Chapter 3 Decision Trees

3.1 Tree Structure and the Classification Task

We’ve found that Random Forests provide an excellent basis for elucidating the role of certain SNPs in relation to inferring local ancestry. Before diving into random forests, we will discuss their building blocks: decision trees. Within the context of inferring local ancestry, we want to figure out how to categorize a certain part of an individual’s genome using predictors, which in this case are our genetic variants, SNPs. Below is a decision tree, labeled with its general components.

Figure 4: This depicts the basic structure of a decision tree. (Source: https://www.javatpoint.com/machine-learning-decision-tree-classification-algorithm)

Our first initial node, or the root node, essentially takes our most influential predictor and classifies our data into subsets for the subsequent decision nodes. Each split in the data made at each decision node is representative of regions in the predictor space. That is, each split on a predictor results in regions of the predictor space. Each following decision node is made up of the next best predictive parameters. At the end of each decision node, the classification tree makes its prediction at the leaf nodes. In general, the strategy of a classification tree is to continuously split the data into subsets or regions based on predictor values until the regions are uniform in their outcomes.

3.2 Classification Tree Example

To better grasp the idea of decision trees, below is an example a classification tree in R I’ve produced using code from Prof. Brianna Heggeseth’s Statistical Machine Learning class site using the Urban Land Cover dataset from the UCI Machine Learning Repository which contains data collected on the observed type of land cover (determined by human eye) and “spectral, size, shape, and texture information” computed from a given image.

Figure 5: This is an example of a classification tree for land types.
(Source: https://ajohns24.github.io/253_Fall_2020/random-forests-bagging-ensemble-methods.html)

The tree above was trained using data collected on textural and shape characteristics of photographs of land from our dataset, the codebook for which is available here. The variables themselves aren’t very pertinent, but they can be helpful to keep in mind when trying to see the metric by which the tree splits the data by. However, for ease of reference, here are the four predictors chosen by the decision tree above at each node:

NDVI: Normalized Difference Vegetation Index (spectral variable)
Bright_100: Brightness (spectral variable)
SD_NIR: Standard deviation of Near Infrared (texture variable)
GLCM2: Gray-Level Co-occurrence Matrix

Take a look at the red, leftmost leaf node. If the condition at the branching point is true, we go left. If false, we go right. In this case, if NDVI is less than -0.01, the tree predicts that a case with such a value will be classified as asphalt. Notice that there are three lines of text within this node:

Asphalt, which is the predicted class
The predicted probability of the node’s classification: 97% for asphalt, 0.02 for grass and tree classifications respectively
22%, depicting the proportion of the cases from the dataset within this node.

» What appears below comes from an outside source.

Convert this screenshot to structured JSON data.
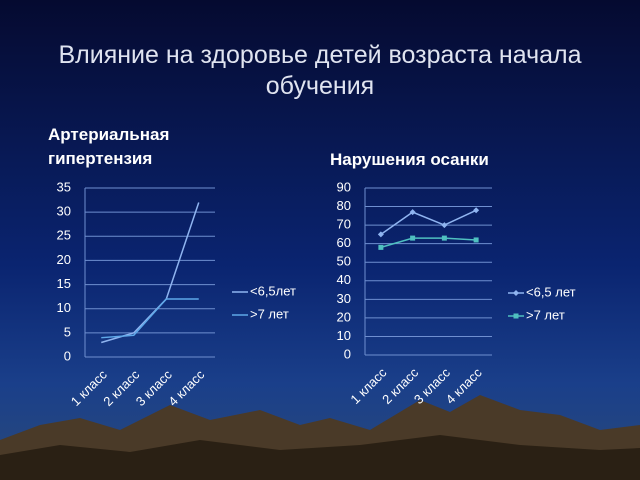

Also notice that as we follow the tree down to its leaves, the regions become more homogenous in the classes represented than the original regions before the split, as seen in the second line of text in each node. We can see that for each class of land type, the predicted probability of the node’s classification either increases closer to 1.0, or decreases closer to 0.0 with each split. This is what we know as node purity, quantified by what’s known as the Gini index, or the impurity measure (not to be confused with the economic measure of income inequality). When a node is pure, or when most of the cases belong to one class, the Gini index takes a small value. When a region is impure, or when cases in a given node belong to different classes, the Gini index takes a large value.

3.3 Tree Pruning and Overfitting

At face value, we can see that trees are fairly easy to understand, and you may have seen or used a classification tree at some point in your life. This is one of the greatest advantages of trees – that they are generally intuitive and easy to explain. However, one of the biggest disadvantages to decision trees is that they are high in variance, and thus prone to overfitting. The cost of the simplicity of a tree is instability. Classification trees are known to be a greedy algorithm, meaning that locally optimal splits in the data are made at each node, thus reducing its capabilities to produce globally optimal classifications. In other words, one of the decision tree’s fundamental flaws is that it does not know when to stop growing, or when to stop making splits in the data, which can result in an overfitted tree.

Figure 6: On the left is an example of an overfit tree. On the right is this tree, pruned.
(Source: https://ajohns24.github.io/253_Fall_2020/random-forests-bagging-ensemble-methods.html)

An over-specific decision tree takes away from its role as an algorithm by reducing its replicability/generalizability. With any algorithm, our goal is to take new data and run it through our algorithm which has been created and trained on existing data. The tree on the left of Fig. 5 is an example of what might happen if the tuning parameters are too loose – it will make decisions on splits in the data which are overfit to the data that was used to train it, thus poorly generalizing to new data. So, running a case through this tree will likely result in an inaccurate classification. On the right, is a “pruned” tree. The pruned tree provides looser parameters by which splits are made, resulting in a smaller tree. Though more generalizable, a smaller tree can fail to capture big-picture ideas from the dataset – small changes in the data can result in a large change in the final estimated tree.